Further into the New IT continuum is the Cloud-Ready Blueprints, with partners Microsoft, VMware and OpenStack.

“Our cloud platform is hybrid first and public second,” Ahmad said. “With Dell Cloud Manager, with technology from the acquisition of Enstratius, we can offload traffic from public to private clouds and back. With Dell Cloud Marketplace, we can transfer workload over to public clouds in a way where Dell gives customers the choice of public cloud, and also controls the relationship.”

At the extreme end of the New IT solutions is Big Data-optimized blueprints for Hadoop and Cloudera, which include the Dell In-Memory Appliance for Cloudera Enterprise.

“None of the Dell Blueprints depend on my server being faster than these other guys,” Ahmad emphasized. “We need to stop talking about feeds and speeds, and talk instead about what workloads will mean for customers.”

Ahmad also stressed that the Dell Blueprints are ideal for channel partners as well.

“Partners are themselves getting disrupted by businesses going to cloud models,” he said. “We give them blueprints to go sell these, instead of selling a server or storage or a network. With all the disruption coming from China, and from the SaaS, PaaS and IaaS vendors, it’s in Dell’s interest to drive these cloud environments and offer a deployment guide to channel partners and tell them to add their value.”

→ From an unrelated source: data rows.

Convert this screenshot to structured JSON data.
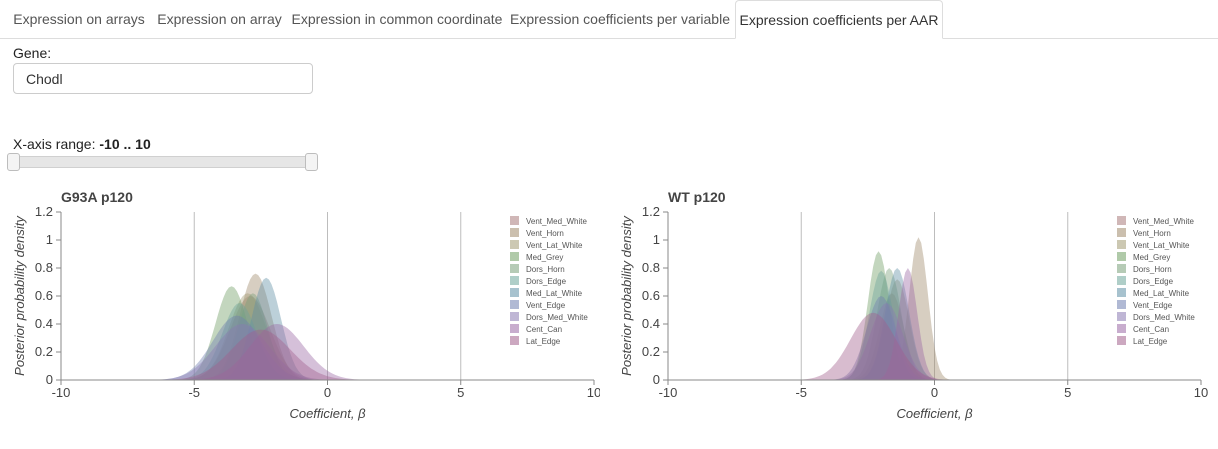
{
  "tabs": [
    {
      "label": "Expression on arrays",
      "active": false
    },
    {
      "label": "Expression on array",
      "active": false
    },
    {
      "label": "Expression in common coordinate",
      "active": false
    },
    {
      "label": "Expression coefficients per variable",
      "active": false
    },
    {
      "label": "Expression coefficients per AAR",
      "active": true
    }
  ],
  "gene": {
    "label": "Gene:",
    "value": "Chodl"
  },
  "range": {
    "label": "X-axis range:",
    "value_text": "-10 .. 10",
    "min": -10,
    "max": 10
  },
  "chart_data": [
    {
      "type": "area",
      "title": "G93A p120",
      "xlabel": "Coefficient, β",
      "ylabel": "Posterior probability density",
      "xlim": [
        -10,
        10
      ],
      "ylim": [
        0,
        1.2
      ],
      "xticks": [
        -10,
        -5,
        0,
        5,
        10
      ],
      "yticks": [
        0,
        0.2,
        0.4,
        0.6,
        0.8,
        1,
        1.2
      ],
      "grid_x": [
        -5,
        0,
        5
      ],
      "legend_position": "top-right",
      "series": [
        {
          "name": "Vent_Med_White",
          "color": "#a97b7b",
          "peak": -2.9,
          "height": 0.6,
          "sd": 0.75
        },
        {
          "name": "Vent_Horn",
          "color": "#a08a6c",
          "peak": -2.7,
          "height": 0.76,
          "sd": 0.6
        },
        {
          "name": "Vent_Lat_White",
          "color": "#a39a72",
          "peak": -3.0,
          "height": 0.62,
          "sd": 0.7
        },
        {
          "name": "Med_Grey",
          "color": "#6f9e63",
          "peak": -3.6,
          "height": 0.67,
          "sd": 0.6
        },
        {
          "name": "Dors_Horn",
          "color": "#7aa07a",
          "peak": -2.8,
          "height": 0.62,
          "sd": 0.55
        },
        {
          "name": "Dors_Edge",
          "color": "#6da59a",
          "peak": -3.3,
          "height": 0.55,
          "sd": 0.65
        },
        {
          "name": "Med_Lat_White",
          "color": "#5f8fa5",
          "peak": -2.3,
          "height": 0.73,
          "sd": 0.55
        },
        {
          "name": "Vent_Edge",
          "color": "#6f7fb0",
          "peak": -3.4,
          "height": 0.46,
          "sd": 0.9
        },
        {
          "name": "Dors_Med_White",
          "color": "#8a7ab2",
          "peak": -3.2,
          "height": 0.4,
          "sd": 1.0
        },
        {
          "name": "Cent_Can",
          "color": "#9a6aa5",
          "peak": -1.9,
          "height": 0.4,
          "sd": 1.0
        },
        {
          "name": "Lat_Edge",
          "color": "#a3608d",
          "peak": -2.5,
          "height": 0.36,
          "sd": 1.1
        }
      ]
    },
    {
      "type": "area",
      "title": "WT p120",
      "xlabel": "Coefficient, β",
      "ylabel": "Posterior probability density",
      "xlim": [
        -10,
        10
      ],
      "ylim": [
        0,
        1.2
      ],
      "xticks": [
        -10,
        -5,
        0,
        5,
        10
      ],
      "yticks": [
        0,
        0.2,
        0.4,
        0.6,
        0.8,
        1,
        1.2
      ],
      "grid_x": [
        -5,
        0,
        5
      ],
      "legend_position": "top-right",
      "series": [
        {
          "name": "Vent_Med_White",
          "color": "#a97b7b",
          "peak": -1.6,
          "height": 0.62,
          "sd": 0.45
        },
        {
          "name": "Vent_Horn",
          "color": "#a08a6c",
          "peak": -0.6,
          "height": 1.02,
          "sd": 0.35
        },
        {
          "name": "Vent_Lat_White",
          "color": "#a39a72",
          "peak": -1.4,
          "height": 0.72,
          "sd": 0.45
        },
        {
          "name": "Med_Grey",
          "color": "#6f9e63",
          "peak": -2.1,
          "height": 0.92,
          "sd": 0.4
        },
        {
          "name": "Dors_Horn",
          "color": "#7aa07a",
          "peak": -1.7,
          "height": 0.8,
          "sd": 0.45
        },
        {
          "name": "Dors_Edge",
          "color": "#6da59a",
          "peak": -2.0,
          "height": 0.78,
          "sd": 0.45
        },
        {
          "name": "Med_Lat_White",
          "color": "#5f8fa5",
          "peak": -1.4,
          "height": 0.8,
          "sd": 0.45
        },
        {
          "name": "Vent_Edge",
          "color": "#6f7fb0",
          "peak": -2.0,
          "height": 0.6,
          "sd": 0.55
        },
        {
          "name": "Dors_Med_White",
          "color": "#8a7ab2",
          "peak": -1.8,
          "height": 0.55,
          "sd": 0.6
        },
        {
          "name": "Cent_Can",
          "color": "#9a6aa5",
          "peak": -1.0,
          "height": 0.8,
          "sd": 0.35
        },
        {
          "name": "Lat_Edge",
          "color": "#a3608d",
          "peak": -2.3,
          "height": 0.48,
          "sd": 0.85
        }
      ]
    }
  ]
}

The channel response to the Blueprints has been strong.

“Partners say do this faster!” Ahmad remarked.

The bottom line, for both customers and partners in Canada, is that they need to move to the New IT, and Dell Blueprints are an ideal way to do that, Ahmad stressed.

“If you continue to run your technology in a traditional way, but dream that you can out-innovate Silicon Valley, it’s not going to happen,” he said. “We need to get this message out strongly in Canada.”